ColPali-v1.3 is an advanced visual retrieval model that combines PaliGemma-3B with ColBERT strategy for efficient document indexing. This version represents a significant improvement over previous iterations, trained with 256 batch size for 3 epochs and implementing right padding for queries to address token encoding issues.
Implementation Details
The model is built on a foundation of SigLIP and PaliGemma-3B, utilizing LoRA adapters with alpha=32 and r=32. It's trained using paged_adamw_8bit optimizer with a learning rate of 5e-5 and linear decay with 2.5% warmup steps.

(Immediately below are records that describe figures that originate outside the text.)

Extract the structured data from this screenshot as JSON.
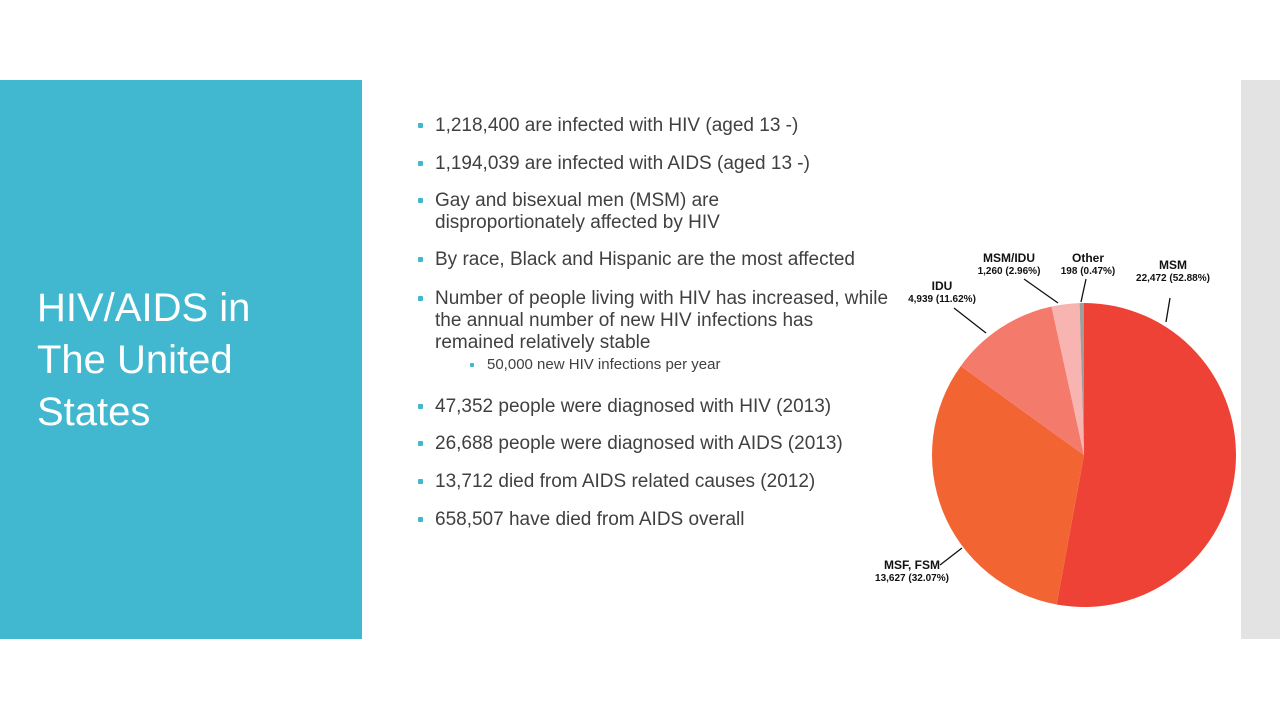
{
  "slide": {
    "title_lines": [
      "HIV/AIDS in",
      "The United",
      "States"
    ]
  },
  "bullets": [
    "1,218,400 are infected with HIV (aged 13 -)",
    "1,194,039 are infected with AIDS (aged 13 -)",
    "Gay and bisexual men (MSM) are disproportionately affected by HIV",
    "By race, Black and Hispanic are the most affected",
    "Number of people living with HIV has increased, while the annual number of new HIV infections has remained relatively stable",
    "47,352 people were diagnosed with HIV (2013)",
    "26,688 people were diagnosed with AIDS (2013)",
    "13,712 died from AIDS related causes (2012)",
    "658,507 have died from AIDS overall"
  ],
  "sub_bullet": "50,000 new HIV infections per year",
  "colors": {
    "accent": "#41b8d0",
    "strip": "#e3e3e3"
  },
  "chart_data": {
    "type": "pie",
    "title": "",
    "slices": [
      {
        "name": "MSM",
        "value": 22472,
        "percent_label": "22,472 (52.88%)",
        "color": "#ef4237"
      },
      {
        "name": "MSF, FSM",
        "value": 13627,
        "percent_label": "13,627 (32.07%)",
        "color": "#f26532"
      },
      {
        "name": "IDU",
        "value": 4939,
        "percent_label": "4,939 (11.62%)",
        "color": "#f47a6c"
      },
      {
        "name": "MSM/IDU",
        "value": 1260,
        "percent_label": "1,260 (2.96%)",
        "color": "#f7b4b0"
      },
      {
        "name": "Other",
        "value": 198,
        "percent_label": "198 (0.47%)",
        "color": "#a09d9c"
      }
    ]
  }
}
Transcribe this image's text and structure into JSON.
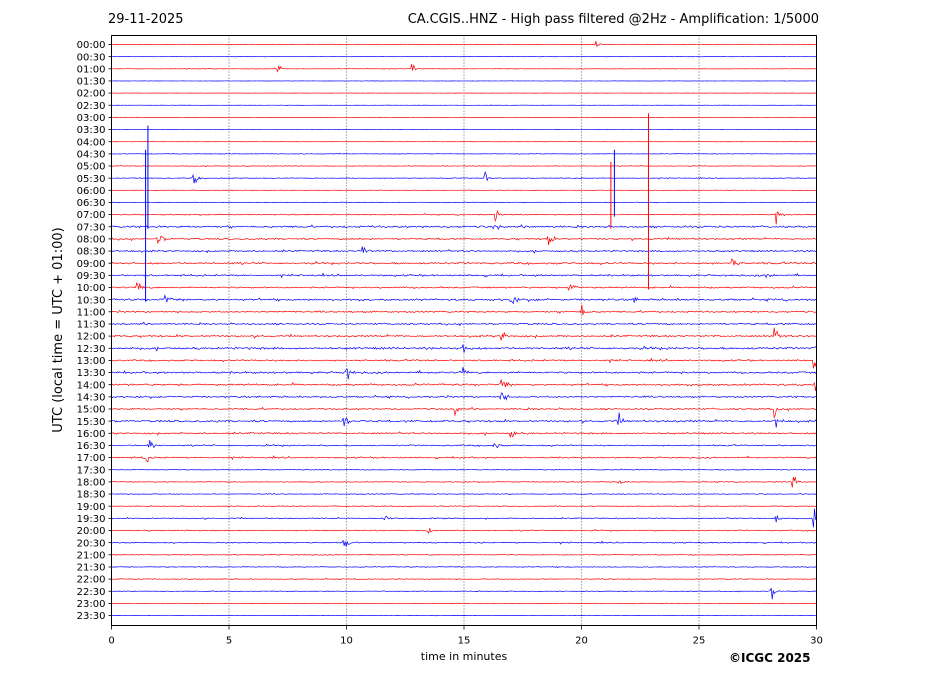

- Trained in bfloat16 format
- Uses 8 GPU setup with data parallelism
- Implements ColBERT-style multi-vector representations
- Supports both text and image inputs
Core Capabilities
- Efficient document indexing from visual features
- Multi-vector representations of text and images
- Zero-shot generalization to non-English languages
- Optimized for PDF-type documents
Frequently Asked Questions
Q: What makes this model unique?
The model uniquely combines Vision Language Models with ColBERT strategy, enabling efficient document retrieval through multi-vector representations. It processes both text and image inputs through a unified architecture.
Q: What are the recommended use cases?
The model excels in document retrieval tasks, particularly with PDF documents. It's especially useful for applications requiring visual-textual matching and efficient document indexing.